How to create a lead time ladder
If you want to help your team identify and tackle waste in your development flow, here’s a simple technique you can use in a retrospective:
- Identify a handful of recent features or user stories that have been ‘done’ (for whatever your definition of done is). Three or four should be enough, but try to get a range of story types.
- For each user story / feature, put up a large sheet of paper or use a white board and draw x- and y-axes.
- On your y-axis mark only two values: ‘adding value’ and ‘waste’.
- On your x-axis add a mark for each working day the feature was in progress from conception to ‘done’. This might be one sprint, or it could be a large feature that spread across multiple sprints.

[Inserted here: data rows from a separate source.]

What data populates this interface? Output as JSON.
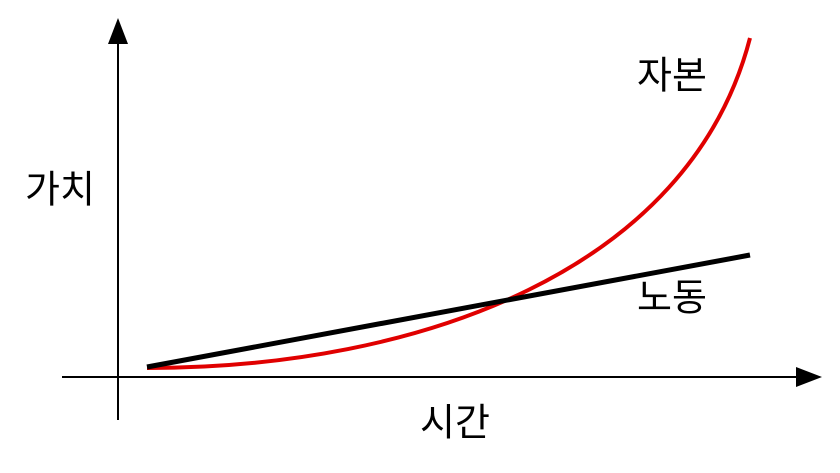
{
  "axes": {
    "y_label": "가치",
    "x_label": "시간"
  },
  "curves": [
    {
      "label": "자본"
    },
    {
      "label": "노동"
    }
  ]
}
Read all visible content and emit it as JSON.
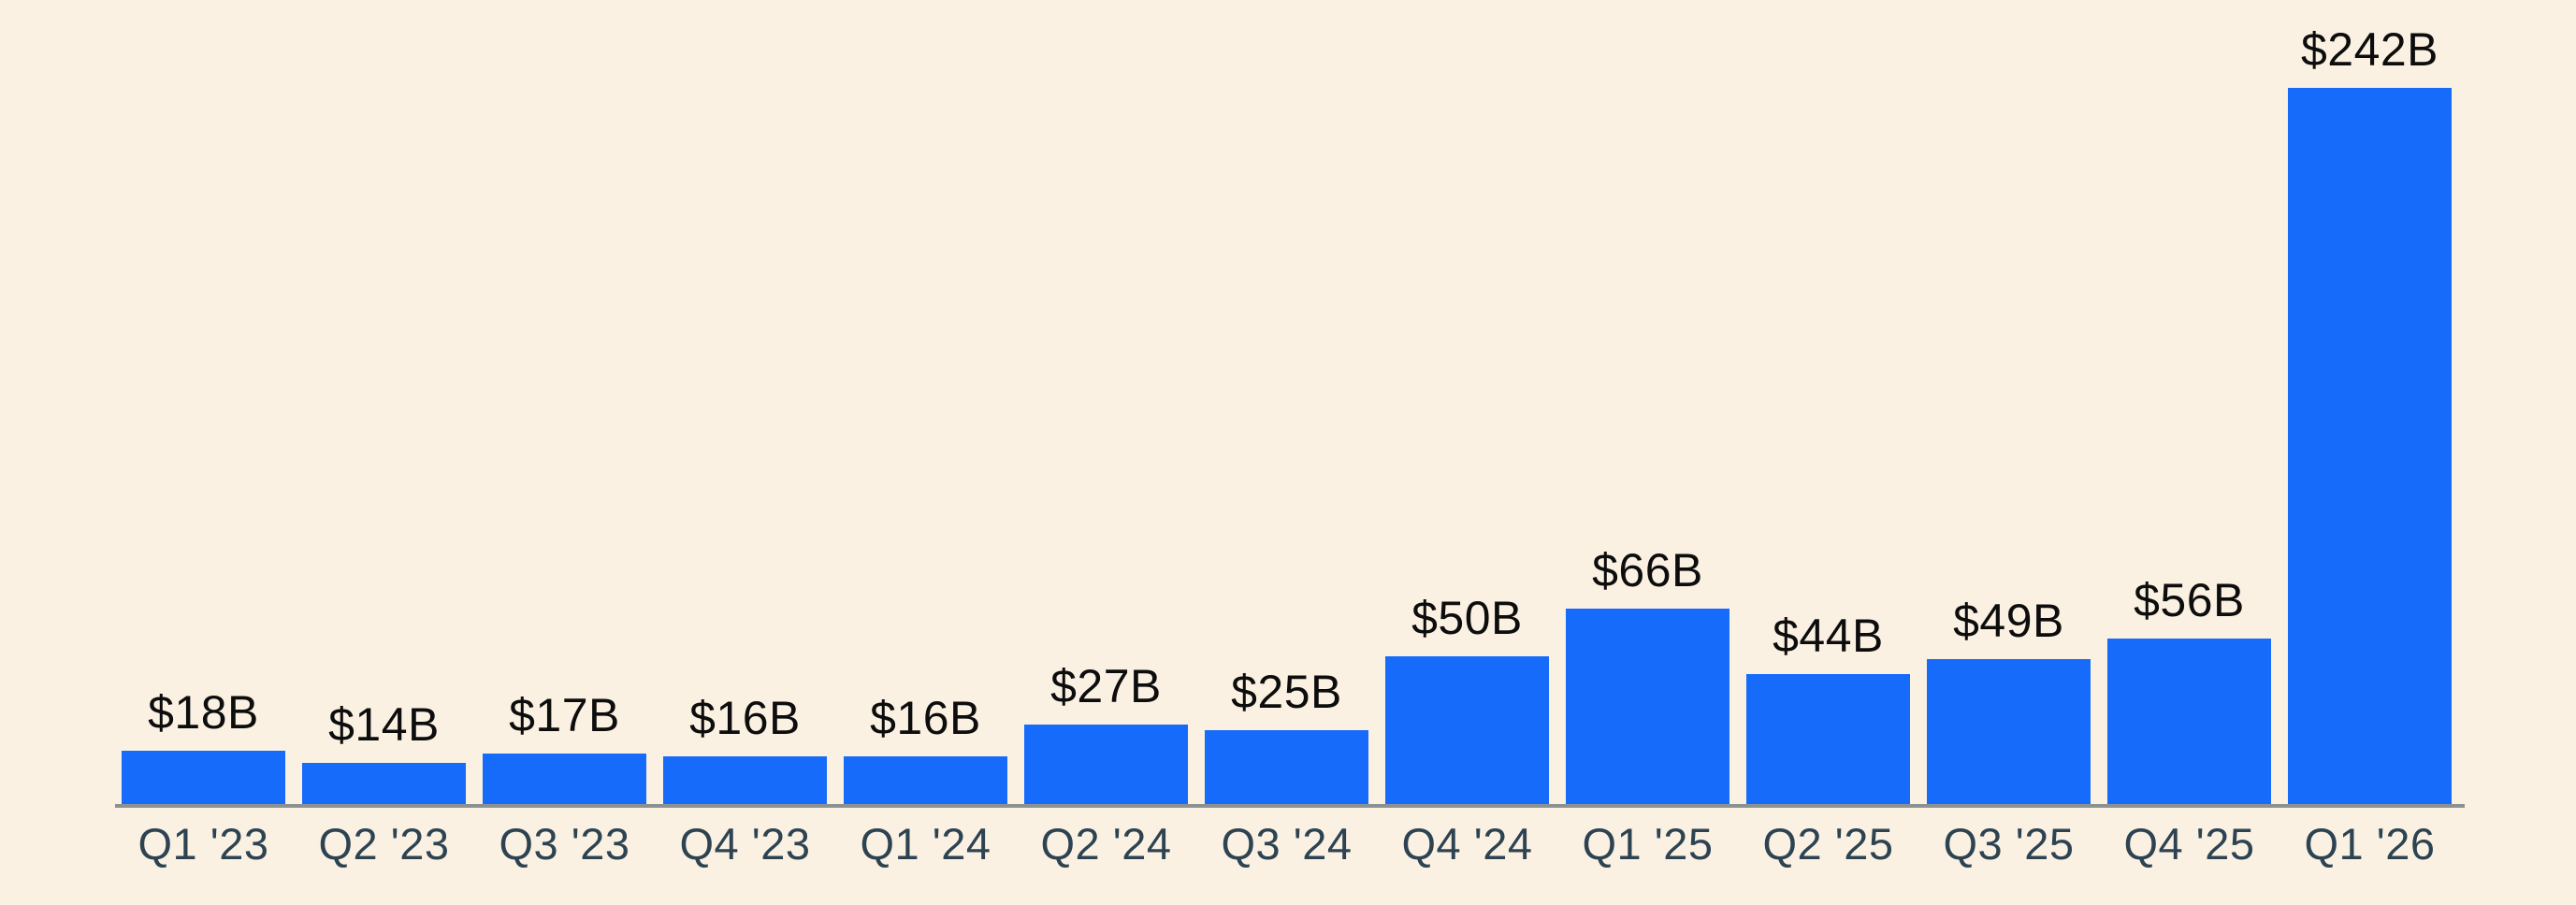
{
  "chart_data": {
    "type": "bar",
    "categories": [
      "Q1 '23",
      "Q2 '23",
      "Q3 '23",
      "Q4 '23",
      "Q1 '24",
      "Q2 '24",
      "Q3 '24",
      "Q4 '24",
      "Q1 '25",
      "Q2 '25",
      "Q3 '25",
      "Q4 '25",
      "Q1 '26"
    ],
    "values": [
      18,
      14,
      17,
      16,
      16,
      27,
      25,
      50,
      66,
      44,
      49,
      56,
      242
    ],
    "value_labels": [
      "$18B",
      "$14B",
      "$17B",
      "$16B",
      "$16B",
      "$27B",
      "$25B",
      "$50B",
      "$66B",
      "$44B",
      "$49B",
      "$56B",
      "$242B"
    ],
    "value_unit": "USD billions",
    "ylim": [
      0,
      250
    ],
    "grid": false,
    "legend": false,
    "value_labels_position": "above-bars",
    "colors": {
      "background": "#FAF1E3",
      "bar": "#176BFB",
      "value_label": "#0D0D0D",
      "x_tick_label": "#2D4351",
      "axis_line": "#8B9291"
    }
  }
}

- Now, as a team, write all the steps and states that the feature went through on its journey to ‘done’ on sticky notes. Create a separate note for each step. Make sure you include everything. You should include all the ‘value added’ stages like active development, unit testing, user research and design work. But you should also include all the wasteful and unnecessary steps where the feature was not being worked on (‘idle’), being unblocked or otherwise being managed.
- Discuss whether each state represented directly adding value for users or not. There is bound to be some disagreement, but these conversations are important. Don’t be tempted to have a third ‘maybe adding a bit of value’ state. That’s just fence-sitting.
- Place the stickies in the order that they occurred on the graph - at the top of the y-axis if they added value; or at the bottom if they didn’t.
- Draw a sawtooth timeline representing the transition from value-added to wasteful states over time
- Write the approximate amount of time the feature was in each state.
- Repeat for the other features / user stories
You should end up with charts that look something like this:
This shows a simplified timeline for a small feature that was one of many cards in a week-long sprint. You can see that the amount of time spent on development and testing was quite low, but it took the whole sprint to get to users because there was a lot of time where it was not being worked on.
The next step is to identify common problems across different features and discuss the causes of these wasteful periods with your team. Finally, this is a retrospective exercise, so you’ll want to identify actions or experiments you can carry out to shorten them.
In the case of the feature above, much of the waste is down to many features being worked on in parallel, and everything being released in a big batch at the end of the sprint.
I’ll leave it up to you as an exercise to think about possible approaches for reducing waste for this team.
I’ve found this exercise to be incredibly useful for product teams as it clearly visualises some of the common issues that come up in retrospectives anyway, but with a visual aid for constructive discussions.